I decided that while I didn’t know how or if my fledgling consulting business was going to work out, I needed to jump and damn the consequences. The great side-benefit of a near-death cancer experience is that fewer things frighten me now. Facing my mortality was a surprisingly gentle, but compelling wake-up call that my time deserved far more respect than I was offering. While I had my business plan in place when I quit institutional fundraising, I gave myself 12 months to say YES to anything that presented itself as long as it was fiscally responsible and I had the time and ability to do it. They weren’t big yesses on the whole, but yesses that I had longed for without ever gifting myself the time to do in my busybusybusy drive toward career advancement -- yesses I always felt I needed to set aside in order to be more “productive.” One of the most amazing YES moments was realizing how hungry I had become for “do nothingness”. I said YES to two wonderful month-long road trips, I said YES to spending time with friends and newly forming friendships, I said YES to co-creating a non-profit with a friend and colleague I admired, I said YES to radically downsizing a lifestyle that required too much maintenance, I said YES to gardening like a maniac, I said YES to sleeping in (and napping, and going to bed early, and still sleeping in), I said YES to restorative tears, I said YES to soaking up the sun in a lawn chair while reading trashy romance novels, I said YES to attending a “reunion” of Accenture consultants who I hadn’t worked with for 25 years (so weird. . .), and perhaps most impactfully, I said YES to my friend Diana Wong to attend a SoulCollage workshop with her.

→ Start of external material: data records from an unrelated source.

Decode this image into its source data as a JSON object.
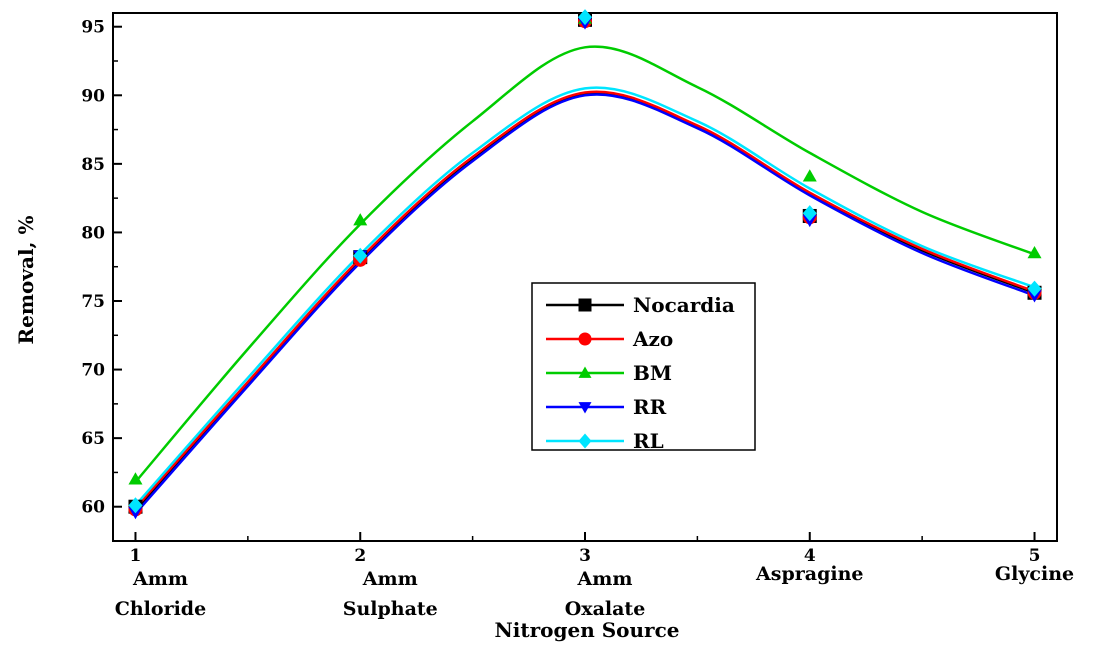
{
  "chart_data": {
    "type": "line",
    "title": "",
    "xlabel": "Nitrogen Source",
    "ylabel": "Removal, %",
    "x": [
      1,
      2,
      3,
      4,
      5
    ],
    "x_tick_labels": [
      "1",
      "2",
      "3",
      "4",
      "5"
    ],
    "category_labels": [
      [
        "Amm",
        "Chloride"
      ],
      [
        "Amm",
        "Sulphate"
      ],
      [
        "Amm",
        "Oxalate"
      ],
      [
        "Aspragine"
      ],
      [
        "Glycine"
      ]
    ],
    "xlim": [
      0.9,
      5.1
    ],
    "ylim": [
      57.5,
      96
    ],
    "y_ticks": [
      60,
      65,
      70,
      75,
      80,
      85,
      90,
      95
    ],
    "grid": false,
    "legend_position": "center",
    "series": [
      {
        "name": "Nocardia",
        "color": "#000000",
        "marker": "square",
        "points": [
          60,
          78.2,
          95.5,
          81.2,
          75.6
        ],
        "smooth_curve": [
          [
            1,
            59.7
          ],
          [
            1.5,
            68.9
          ],
          [
            2,
            77.9
          ],
          [
            2.5,
            85.3
          ],
          [
            3,
            90.1
          ],
          [
            3.5,
            87.7
          ],
          [
            4,
            82.8
          ],
          [
            4.5,
            78.7
          ],
          [
            5,
            75.6
          ]
        ]
      },
      {
        "name": "Azo",
        "color": "#ff0000",
        "marker": "circle",
        "points": [
          59.8,
          78,
          95.4,
          81.1,
          75.6
        ],
        "smooth_curve": [
          [
            1,
            59.9
          ],
          [
            1.5,
            69.1
          ],
          [
            2,
            78.1
          ],
          [
            2.5,
            85.5
          ],
          [
            3,
            90.2
          ],
          [
            3.5,
            87.8
          ],
          [
            4,
            82.9
          ],
          [
            4.5,
            78.8
          ],
          [
            5,
            75.7
          ]
        ]
      },
      {
        "name": "BM",
        "color": "#00cc00",
        "marker": "triangle-up",
        "points": [
          62,
          80.9,
          95.6,
          84.1,
          78.5
        ],
        "smooth_curve": [
          [
            1,
            61.8
          ],
          [
            1.5,
            71.5
          ],
          [
            2,
            80.6
          ],
          [
            2.5,
            88.1
          ],
          [
            3,
            93.5
          ],
          [
            3.5,
            90.6
          ],
          [
            4,
            85.8
          ],
          [
            4.5,
            81.5
          ],
          [
            5,
            78.4
          ]
        ]
      },
      {
        "name": "RR",
        "color": "#0000ff",
        "marker": "triangle-down",
        "points": [
          59.6,
          78.3,
          95.3,
          80.9,
          75.4
        ],
        "smooth_curve": [
          [
            1,
            59.5
          ],
          [
            1.5,
            68.8
          ],
          [
            2,
            77.8
          ],
          [
            2.5,
            85.2
          ],
          [
            3,
            90
          ],
          [
            3.5,
            87.6
          ],
          [
            4,
            82.7
          ],
          [
            4.5,
            78.5
          ],
          [
            5,
            75.4
          ]
        ]
      },
      {
        "name": "RL",
        "color": "#00e5ff",
        "marker": "diamond",
        "points": [
          60.1,
          78.3,
          95.7,
          81.4,
          75.9
        ],
        "smooth_curve": [
          [
            1,
            60.1
          ],
          [
            1.5,
            69.4
          ],
          [
            2,
            78.4
          ],
          [
            2.5,
            85.8
          ],
          [
            3,
            90.5
          ],
          [
            3.5,
            88.1
          ],
          [
            4,
            83.2
          ],
          [
            4.5,
            79
          ],
          [
            5,
            76
          ]
        ]
      }
    ]
  }
}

I purposely didn’t know much about what I was attending. Diana said show up, so I did. The facilitator led us through a series of steps to select a first image from a large selection of images spread out on a table. I felt a little skeptical, but selected a picture of a baby in a brightly colored stocking cap simply because I liked the color (chartreuse, my energetic favorite). We then sat down in a group and began to talk about our image using the “I am one who. . .” exercise. As I spoke from the image, “I am one who is new. . .I am one who is newly born. . . .I am one who is filled with growth and possibility. . .” I suddenly felt the image transformed from a baby in a green hat into a symbol of my emerging self, the self that wanted to be new, to be a learner, to be reborn. I felt a wave of emotional connection with the image that continued to deepen as I selected a background of a growing flower (my garden energy getting infused into the narrative) and finally adding a picture of an old, saucy lady smoking a rolled joint the size of a cigar and glaring with “fuck you” certainty at the viewer. As I assembled my collage onto the 8”x5” size mat card, I found myself getting more and more excited about what the symbolism of the images and their arrangement was revealing to me. I was hooked. The multi-nauanced nature of creating cards for all parts of myself and my journey, both the dark and the light, the optimistic and the fearful, felt like I had at last met the mentor I always wanted... and it was me!

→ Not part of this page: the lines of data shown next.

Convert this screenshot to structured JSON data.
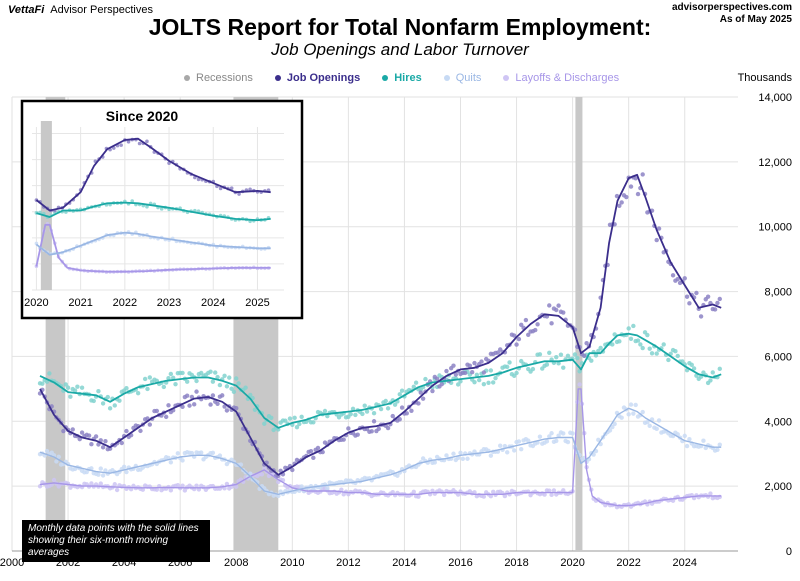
{
  "header": {
    "brand_logo": "VettaFi",
    "brand_sub": "Advisor Perspectives",
    "source_line1": "advisorperspectives.com",
    "source_line2": "As of May 2025",
    "title": "JOLTS Report for Total Nonfarm Employment:",
    "subtitle": "Job Openings and Labor Turnover"
  },
  "note": "Monthly data points with the solid lines showing their six-month moving averages",
  "colors": {
    "recession": "#c8c8c8",
    "job_openings": "#3b2e8c",
    "hires": "#1aa9a6",
    "quits": "#9ab7e4",
    "layoffs": "#a796e8"
  },
  "chart_data": {
    "type": "line",
    "title": "JOLTS Report for Total Nonfarm Employment:",
    "subtitle": "Job Openings and Labor Turnover",
    "ylabel": "Thousands",
    "xlim": [
      2000,
      2025.9
    ],
    "ylim": [
      0,
      14000
    ],
    "x_ticks": [
      "2000",
      "2002",
      "2004",
      "2006",
      "2008",
      "2010",
      "2012",
      "2014",
      "2016",
      "2018",
      "2020",
      "2022",
      "2024"
    ],
    "y_ticks": [
      "0",
      "2,000",
      "4,000",
      "6,000",
      "8,000",
      "10,000",
      "12,000",
      "14,000"
    ],
    "grid": true,
    "legend_position": "top",
    "recessions": [
      [
        2001.2,
        2001.9
      ],
      [
        2007.9,
        2009.5
      ],
      [
        2020.1,
        2020.35
      ]
    ],
    "series": [
      {
        "name": "Recessions",
        "key": "recession"
      },
      {
        "name": "Job Openings",
        "key": "job_openings",
        "x": [
          2001.0,
          2001.5,
          2002.0,
          2002.5,
          2003.0,
          2003.5,
          2004.0,
          2004.5,
          2005.0,
          2005.5,
          2006.0,
          2006.5,
          2007.0,
          2007.5,
          2008.0,
          2008.5,
          2009.0,
          2009.5,
          2010.0,
          2010.5,
          2011.0,
          2011.5,
          2012.0,
          2012.5,
          2013.0,
          2013.5,
          2014.0,
          2014.5,
          2015.0,
          2015.5,
          2016.0,
          2016.5,
          2017.0,
          2017.5,
          2018.0,
          2018.5,
          2019.0,
          2019.5,
          2020.0,
          2020.3,
          2020.6,
          2021.0,
          2021.3,
          2021.6,
          2022.0,
          2022.3,
          2022.6,
          2023.0,
          2023.5,
          2024.0,
          2024.5,
          2025.0,
          2025.3
        ],
        "y": [
          5000,
          4200,
          3700,
          3500,
          3400,
          3200,
          3500,
          3800,
          4100,
          4300,
          4500,
          4700,
          4750,
          4600,
          4300,
          3500,
          2700,
          2350,
          2600,
          2900,
          3100,
          3400,
          3650,
          3800,
          3850,
          3950,
          4300,
          4700,
          5100,
          5400,
          5600,
          5650,
          5800,
          6100,
          6600,
          7000,
          7300,
          7250,
          6900,
          6100,
          6300,
          7500,
          9500,
          10800,
          11500,
          11600,
          10900,
          9900,
          8900,
          8200,
          7500,
          7600,
          7500
        ]
      },
      {
        "name": "Hires",
        "key": "hires",
        "x": [
          2001.0,
          2001.5,
          2002.0,
          2002.5,
          2003.0,
          2003.5,
          2004.0,
          2004.5,
          2005.0,
          2005.5,
          2006.0,
          2006.5,
          2007.0,
          2007.5,
          2008.0,
          2008.5,
          2009.0,
          2009.5,
          2010.0,
          2010.5,
          2011.0,
          2011.5,
          2012.0,
          2012.5,
          2013.0,
          2013.5,
          2014.0,
          2014.5,
          2015.0,
          2015.5,
          2016.0,
          2016.5,
          2017.0,
          2017.5,
          2018.0,
          2018.5,
          2019.0,
          2019.5,
          2020.0,
          2020.3,
          2020.6,
          2021.0,
          2021.3,
          2021.6,
          2022.0,
          2022.3,
          2022.6,
          2023.0,
          2023.5,
          2024.0,
          2024.5,
          2025.0,
          2025.3
        ],
        "y": [
          5400,
          5200,
          4900,
          4850,
          4800,
          4600,
          4850,
          5050,
          5150,
          5250,
          5300,
          5350,
          5350,
          5250,
          5100,
          4700,
          4100,
          3800,
          3950,
          4050,
          4200,
          4250,
          4300,
          4350,
          4450,
          4550,
          4800,
          5050,
          5200,
          5250,
          5300,
          5350,
          5400,
          5500,
          5650,
          5750,
          5850,
          5850,
          5900,
          5600,
          6100,
          6100,
          6400,
          6650,
          6700,
          6650,
          6500,
          6300,
          6000,
          5700,
          5450,
          5350,
          5450
        ]
      },
      {
        "name": "Quits",
        "key": "quits",
        "x": [
          2001.0,
          2001.5,
          2002.0,
          2002.5,
          2003.0,
          2003.5,
          2004.0,
          2004.5,
          2005.0,
          2005.5,
          2006.0,
          2006.5,
          2007.0,
          2007.5,
          2008.0,
          2008.5,
          2009.0,
          2009.5,
          2010.0,
          2010.5,
          2011.0,
          2011.5,
          2012.0,
          2012.5,
          2013.0,
          2013.5,
          2014.0,
          2014.5,
          2015.0,
          2015.5,
          2016.0,
          2016.5,
          2017.0,
          2017.5,
          2018.0,
          2018.5,
          2019.0,
          2019.5,
          2020.0,
          2020.3,
          2020.6,
          2021.0,
          2021.3,
          2021.6,
          2022.0,
          2022.3,
          2022.6,
          2023.0,
          2023.5,
          2024.0,
          2024.5,
          2025.0,
          2025.3
        ],
        "y": [
          3050,
          2900,
          2650,
          2550,
          2450,
          2400,
          2500,
          2600,
          2700,
          2800,
          2900,
          2950,
          2950,
          2850,
          2700,
          2300,
          1850,
          1750,
          1850,
          1950,
          2000,
          2050,
          2100,
          2150,
          2250,
          2350,
          2500,
          2700,
          2800,
          2850,
          2950,
          3000,
          3050,
          3150,
          3250,
          3350,
          3450,
          3500,
          3500,
          2700,
          2900,
          3400,
          3800,
          4200,
          4400,
          4300,
          4100,
          3900,
          3650,
          3400,
          3300,
          3200,
          3200
        ]
      },
      {
        "name": "Layoffs & Discharges",
        "key": "layoffs",
        "x": [
          2001.0,
          2001.5,
          2002.0,
          2002.5,
          2003.0,
          2003.5,
          2004.0,
          2004.5,
          2005.0,
          2005.5,
          2006.0,
          2006.5,
          2007.0,
          2007.5,
          2008.0,
          2008.5,
          2009.0,
          2009.5,
          2010.0,
          2010.5,
          2011.0,
          2011.5,
          2012.0,
          2012.5,
          2013.0,
          2013.5,
          2014.0,
          2014.5,
          2015.0,
          2015.5,
          2016.0,
          2016.5,
          2017.0,
          2017.5,
          2018.0,
          2018.5,
          2019.0,
          2019.5,
          2020.0,
          2020.2,
          2020.3,
          2020.5,
          2020.7,
          2021.0,
          2021.3,
          2021.6,
          2022.0,
          2022.5,
          2023.0,
          2023.5,
          2024.0,
          2024.5,
          2025.0,
          2025.3
        ],
        "y": [
          2050,
          2100,
          2050,
          2000,
          2000,
          1980,
          1960,
          1950,
          1950,
          1960,
          1950,
          1950,
          1950,
          1980,
          2050,
          2300,
          2500,
          2200,
          1950,
          1850,
          1850,
          1850,
          1800,
          1800,
          1750,
          1750,
          1750,
          1750,
          1800,
          1800,
          1800,
          1750,
          1750,
          1750,
          1800,
          1800,
          1800,
          1800,
          1800,
          5000,
          5000,
          2500,
          1700,
          1500,
          1450,
          1400,
          1400,
          1450,
          1550,
          1600,
          1650,
          1700,
          1700,
          1700
        ]
      }
    ],
    "inset": {
      "title": "Since 2020",
      "xlim": [
        2019.9,
        2025.6
      ],
      "ylim": [
        0,
        12500
      ],
      "x_ticks": [
        "2020",
        "2021",
        "2022",
        "2023",
        "2024",
        "2025"
      ],
      "recessions": [
        [
          2020.1,
          2020.35
        ]
      ],
      "uses_series_from": "parent"
    }
  }
}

Fast forward a few months and I am now a trained facilitator in SoulCollage® with the happy task of preparing for our first set of workshops at the Back Office Studio here in Ypsilanti. It is the beginning of a journey that I feel very passionate about -- holding space with people who are interested in finding their own inner mentors and sharing their insights in a supportive, non-judgemental space of discovery. It’s not always easy or joyful work, but I feel the energy of transformation in each and every workshop I host, each and every person who meets the mentor they always wanted in themselves, their history, their vision, their future. Powerful stuff to celebrate on any given afternoon. How grateful I am to be in this work with you. I hope that you will say a Radical YES too and come join us at a workshop soon. I can’t wait to hear what your cards have to say to you!